Tuning is relatively cheap, but initial training is (currently) expensive. The furry StableDiffusion tweaks probably cost 50-400 USD depending on vendor and management, but the initial StableDiffusion model they're based on reflects ~300k USD at official prices (although probably got at least some bulk discounting).

Some of that'll go down as GPU prices decrease and newer equipment becomes available, but there are some costs for bandwidth and energy that are slower to change. This might go from 'old condo' to 'new car', but it's not likely to go to 'vacation' or 'a couple weeks' savings' for a few years, maybe even the better part of a decade, without dramatic changes to the underlying code.

For data, it varies more. LAOIN's a lot of bandwidth, curation, and drive space, but it's... actually not that incredible for a single (if slightly nuts) person. Other data sources, probably less so, either due to scale (eg video), to availability (eg privacy), or to more esoteric causes (AI music is a legal clusterfuck).

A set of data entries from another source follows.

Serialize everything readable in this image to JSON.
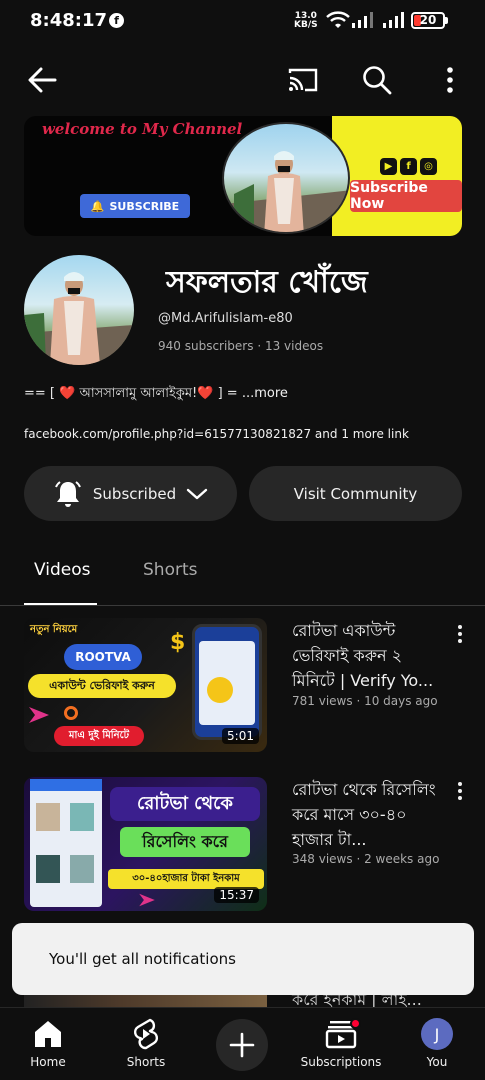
{
  "status_bar": {
    "time": "8:48:17",
    "notification_app": "f",
    "net_speed_value": "13.0",
    "net_speed_unit": "KB/S",
    "battery_level": "20"
  },
  "banner": {
    "welcome_text": "welcome to My Channel",
    "subscribe_button": "SUBSCRIBE",
    "subscribe_now": "Subscribe Now"
  },
  "channel": {
    "name": "সফলতার খোঁজে",
    "handle": "@Md.Arifulislam-e80",
    "subscribers": "940 subscribers",
    "videos_count": "13 videos",
    "description": "== [ ❤️ আসসালামু আলাইকুম!❤️ ] = ",
    "more_label": "...more",
    "link_text": "facebook.com/profile.php?id=61577130821827 and 1 more link"
  },
  "actions": {
    "subscribed_label": "Subscribed",
    "visit_community_label": "Visit Community"
  },
  "tabs": [
    {
      "label": "Videos",
      "active": true
    },
    {
      "label": "Shorts",
      "active": false
    }
  ],
  "videos": [
    {
      "title": "রোটভা একাউন্ট ভেরিফাই করুন ২ মিনিটে | Verify Yo...",
      "views": "781 views",
      "age": "10 days ago",
      "duration": "5:01",
      "thumb_top_label": "নতুন নিয়মে",
      "thumb_brand": "ROOTVA",
      "thumb_caption": "একাউন্ট ভেরিফাই করুন",
      "thumb_footer": "মাএ দুই মিনিটে"
    },
    {
      "title": "রোটভা থেকে রিসেলিং করে মাসে ৩০-৪০ হাজার টা...",
      "views": "348 views",
      "age": "2 weeks ago",
      "duration": "15:37",
      "thumb_line1": "রোটভা থেকে",
      "thumb_line2": "রিসেলিং করে",
      "thumb_line3": "৩০-৪০হাজার টাকা ইনকাম"
    }
  ],
  "peek_title": "করে ইনকাম | লাই...",
  "toast": {
    "message": "You'll get all notifications"
  },
  "bottom_nav": {
    "home": "Home",
    "shorts": "Shorts",
    "subscriptions": "Subscriptions",
    "you": "You",
    "you_initial": "J"
  },
  "colors": {
    "background": "#0f0f0f",
    "pill": "#272727",
    "badge_red": "#ff0033",
    "avatar": "#5c6bc0"
  },
  "icons": [
    "back-arrow-icon",
    "cast-icon",
    "search-icon",
    "more-vert-icon",
    "bell-icon",
    "chevron-down-icon",
    "home-icon",
    "shorts-icon",
    "plus-icon",
    "subscriptions-icon"
  ]
}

but the initial StableDiffusion model they're based on reflects ~300k USD at official prices (although probably got at least some bulk discounting).

I mean... this is cheap as hell in the scheme of things. It means you only need one startup with a medium sized seed round who sees a strategic advantage in commoditizing that model, and presto, it'll be trained and released. In fact that's exactly the story behind Stable Diffusion.

The reason we don't see a lot of open source models yet is... well, actually, we do see a lot of open source models. GPT-2 is publicly available, Facebook released a large language model roughly equivalent to GPT-3, and the Eleuther crowd also trained and released a large language model. OpenAI just released an open-source speech-to-text model, they already released CLIP as open source (which powers Stable Diffusion and Craiyon among others), StyleGANs 1, 2, 2-ADA and 3 are all publicly available and open source, etc. These models are just a year or two behind the current research papers. Which is about how long it probably takes to reproduce a research paper. Some of them are even better than that, even cutting edge -- like Nvidia's StyleGANs when they were released, like OpenAI's Whisper, like Nvidia's new Get3D.

Yeah, that's fair. I do think it's meaningful if it requires a startup with a medium-sized seed round (or someone willing to risk their retirement), rather than a slightly nutty hobbyist or enthuisiast, but it's not a FAANG-only thing, at least at a lot of common levels.

Well, there are a fair number of wealthy machine learning hobbyists out there. None of them have actually funded this type of thing to date as far as I know, but I could totally imagine some centimillionaire setting up a few-million-dollar charity to just train models and release them based on research as it emerges.